Verizon Chief of New Technology: Payment Only Part of NFC's Promise
The head of new technology development for Verizon Wireless described NFC technology as a “key chain,” on which payment applications will only represent a couple of the keys.
Humphrey Chen, speaking at the MobileBeat 2011 conference in San Francisco Wednesday, reportedly said that the big U.S. telco’s Isis joint venture with AT&T and T-Mobile USA–which is associated mainly with enabling mobile payment–is only part of the potential for the technology.
In fact, according to the reports, Chen talked little about Isis’ plans and more about Verizon’s vision for NFC. He said he expects large-scale NFC rollouts beginning around 2012.
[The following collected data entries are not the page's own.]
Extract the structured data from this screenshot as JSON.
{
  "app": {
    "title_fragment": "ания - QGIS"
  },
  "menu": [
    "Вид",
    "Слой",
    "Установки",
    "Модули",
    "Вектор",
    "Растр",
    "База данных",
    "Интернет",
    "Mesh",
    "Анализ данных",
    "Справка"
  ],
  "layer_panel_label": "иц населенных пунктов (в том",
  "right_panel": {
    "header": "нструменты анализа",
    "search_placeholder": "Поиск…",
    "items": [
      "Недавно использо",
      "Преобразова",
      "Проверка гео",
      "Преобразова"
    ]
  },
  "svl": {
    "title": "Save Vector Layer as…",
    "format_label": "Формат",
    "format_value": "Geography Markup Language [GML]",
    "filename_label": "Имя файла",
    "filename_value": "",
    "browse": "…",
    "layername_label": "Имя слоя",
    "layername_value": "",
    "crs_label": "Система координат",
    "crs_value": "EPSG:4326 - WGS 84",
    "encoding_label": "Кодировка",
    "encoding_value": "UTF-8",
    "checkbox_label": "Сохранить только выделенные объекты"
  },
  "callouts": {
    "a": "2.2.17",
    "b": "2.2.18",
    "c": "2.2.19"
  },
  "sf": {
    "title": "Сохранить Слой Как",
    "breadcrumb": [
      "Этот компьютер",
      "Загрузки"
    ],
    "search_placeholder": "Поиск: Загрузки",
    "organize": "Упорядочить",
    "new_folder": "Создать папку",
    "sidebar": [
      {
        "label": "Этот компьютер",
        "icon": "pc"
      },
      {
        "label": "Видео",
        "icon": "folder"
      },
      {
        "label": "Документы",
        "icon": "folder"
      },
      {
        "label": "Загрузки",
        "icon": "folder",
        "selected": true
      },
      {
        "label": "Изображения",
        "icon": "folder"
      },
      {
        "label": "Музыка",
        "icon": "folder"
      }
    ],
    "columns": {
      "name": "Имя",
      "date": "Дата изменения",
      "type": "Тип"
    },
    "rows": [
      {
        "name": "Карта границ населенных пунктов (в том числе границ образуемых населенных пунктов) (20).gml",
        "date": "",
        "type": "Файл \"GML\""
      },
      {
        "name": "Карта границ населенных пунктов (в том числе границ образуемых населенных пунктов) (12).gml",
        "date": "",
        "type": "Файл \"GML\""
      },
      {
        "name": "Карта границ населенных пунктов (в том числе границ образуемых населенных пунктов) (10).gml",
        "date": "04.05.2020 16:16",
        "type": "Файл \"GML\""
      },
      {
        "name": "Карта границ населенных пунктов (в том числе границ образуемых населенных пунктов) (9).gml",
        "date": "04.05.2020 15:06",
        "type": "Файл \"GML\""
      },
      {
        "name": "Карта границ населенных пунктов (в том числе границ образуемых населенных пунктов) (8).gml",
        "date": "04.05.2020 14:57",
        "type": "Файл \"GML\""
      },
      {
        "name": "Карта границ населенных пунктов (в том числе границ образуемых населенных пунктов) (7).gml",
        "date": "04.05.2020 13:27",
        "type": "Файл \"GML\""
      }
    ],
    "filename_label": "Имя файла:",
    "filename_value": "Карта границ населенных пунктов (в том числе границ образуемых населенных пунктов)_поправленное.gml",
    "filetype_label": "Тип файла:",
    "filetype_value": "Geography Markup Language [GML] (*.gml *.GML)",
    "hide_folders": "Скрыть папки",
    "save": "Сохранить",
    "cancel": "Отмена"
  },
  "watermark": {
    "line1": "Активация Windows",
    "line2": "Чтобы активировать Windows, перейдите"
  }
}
Verizon would enable a range of applications, Chen reportedly said, such as e-loyalty cards at retail outlets and suggesting the possibility for “express lanes” for customers to tap and pay. Other applications could enable users to tap their phones to enter buildings or their hotel rooms. And NFC could be used to reduce fraud for online purchases. He said Verizon would support startups to bring innovative NFC apps to users.
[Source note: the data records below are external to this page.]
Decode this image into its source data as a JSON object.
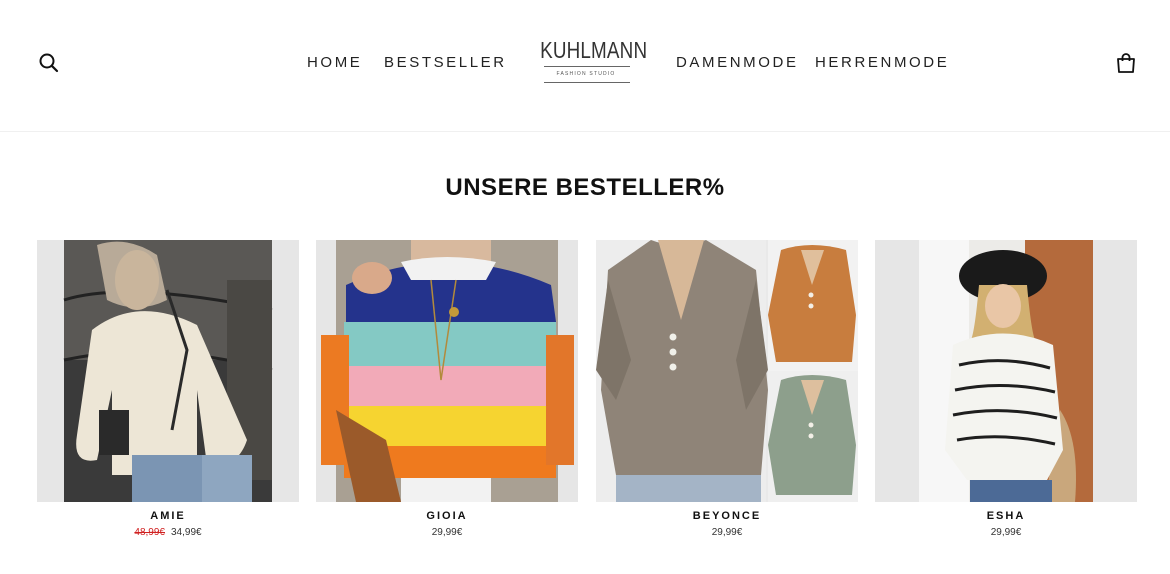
{
  "header": {
    "nav": [
      "HOME",
      "BESTSELLER",
      "DAMENMODE",
      "HERRENMODE"
    ],
    "logo": {
      "name": "KUHLMANN",
      "tagline": "FASHION STUDIO"
    },
    "icons": {
      "search": "search-icon",
      "cart": "shopping-bag-icon"
    }
  },
  "section": {
    "title": "UNSERE BESTELLER%"
  },
  "products": [
    {
      "name": "AMIE",
      "old_price": "48,99€",
      "price": "34,99€"
    },
    {
      "name": "GIOIA",
      "price": "29,99€"
    },
    {
      "name": "BEYONCE",
      "price": "29,99€"
    },
    {
      "name": "ESHA",
      "price": "29,99€"
    }
  ],
  "colors": {
    "image_bg": "#e6e6e6",
    "sale_red": "#d02020"
  }
}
In one report, Chen pointed to the secure element as anchoring the key chain, and said the telco could rent out space on it to service providers.
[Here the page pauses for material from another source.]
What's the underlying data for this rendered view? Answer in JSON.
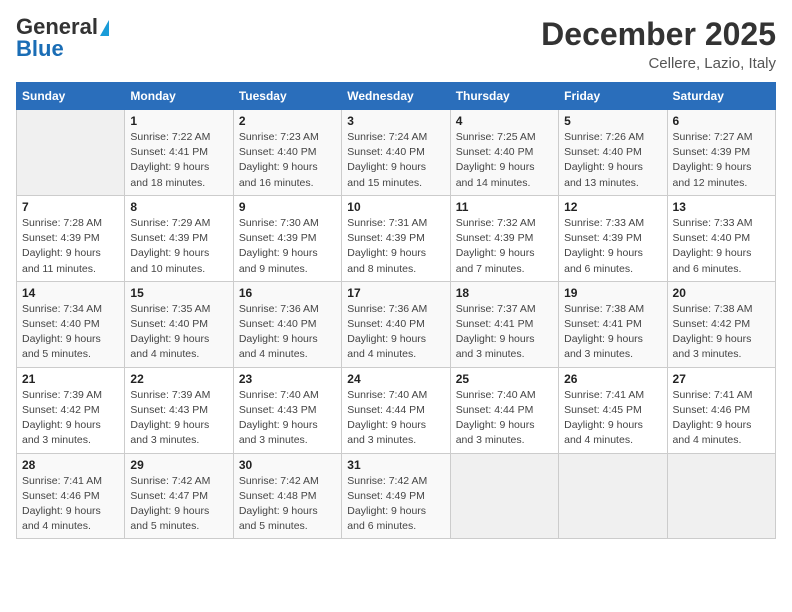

He talked about Verizon building an “AccessID” infrastructure, geared toward business-to-business applications, though there would be a consumer edition. The telco would put many marketing resources behind this initiative, Chen reportedly said. The secure element in the NFC phones apparently would underpin the AccessID infrastructure.
Chen’s comments are among the clearest yet from a Verizon representative about the carrier's plans for NFC separate from the Isis joint venture. There have been rumors that Verizon has been charting more of an independent approach to NFC, while not breaking with Isis. But Chen did not confirm these rumors. And the Isis telcos had always planned to roll out their NFC wallets separately, using Isis as an interoperable platform. It has been unclear, however, just how much autonomy the telcos' wallets will have from Isis and the Isis brand. The first Isis pilots are planned for the first half of 2012 in Salt Lake City, Utah and Austin, Texas.
Chen's comments also come as U.S. carriers and the Isis joint venture seek to find their place among an increasingly crowded field of proposed mobile wallets using NFC technology.
The one drawing the most attention is Google Wallet, for which the search giant has signed up a number of high-profile partners, including No. 3 mobile carrier Sprint, Citigroup, MasterCard Worldwide, First Data and major retailers–though it only works with one phone model at present, the Google Nexus S 4G. Sprint earlier dropped out of the planned Isis consortium.
Sources told NFC Times that Visa Inc. has also been gearing up for an NFC launch as early as August as it seeks to capture the momentum from rivals. There is no word yet on major banking partners, though Visa did announce 14 mostly small financial institutions in the United States and Canada would be involved in the launch of its digital wallet later this year. The wallet is not only focused on NFC.
Verizon’s Chen, trying to assert what he considers the central role mobile operators will play in rolling out NFC, contended in his presentation Wednesday that Verizon was originally key to the success of Google's Android mobile operating system. The telco launched a huge marketing campaign to back the introduction of the Motorola Droid in November of 2009, he noted. "Suddenly, the Droid became relevant to the masses," Chen said.
The implication is that Verizon would play a similar role in energizing NFC in the United States.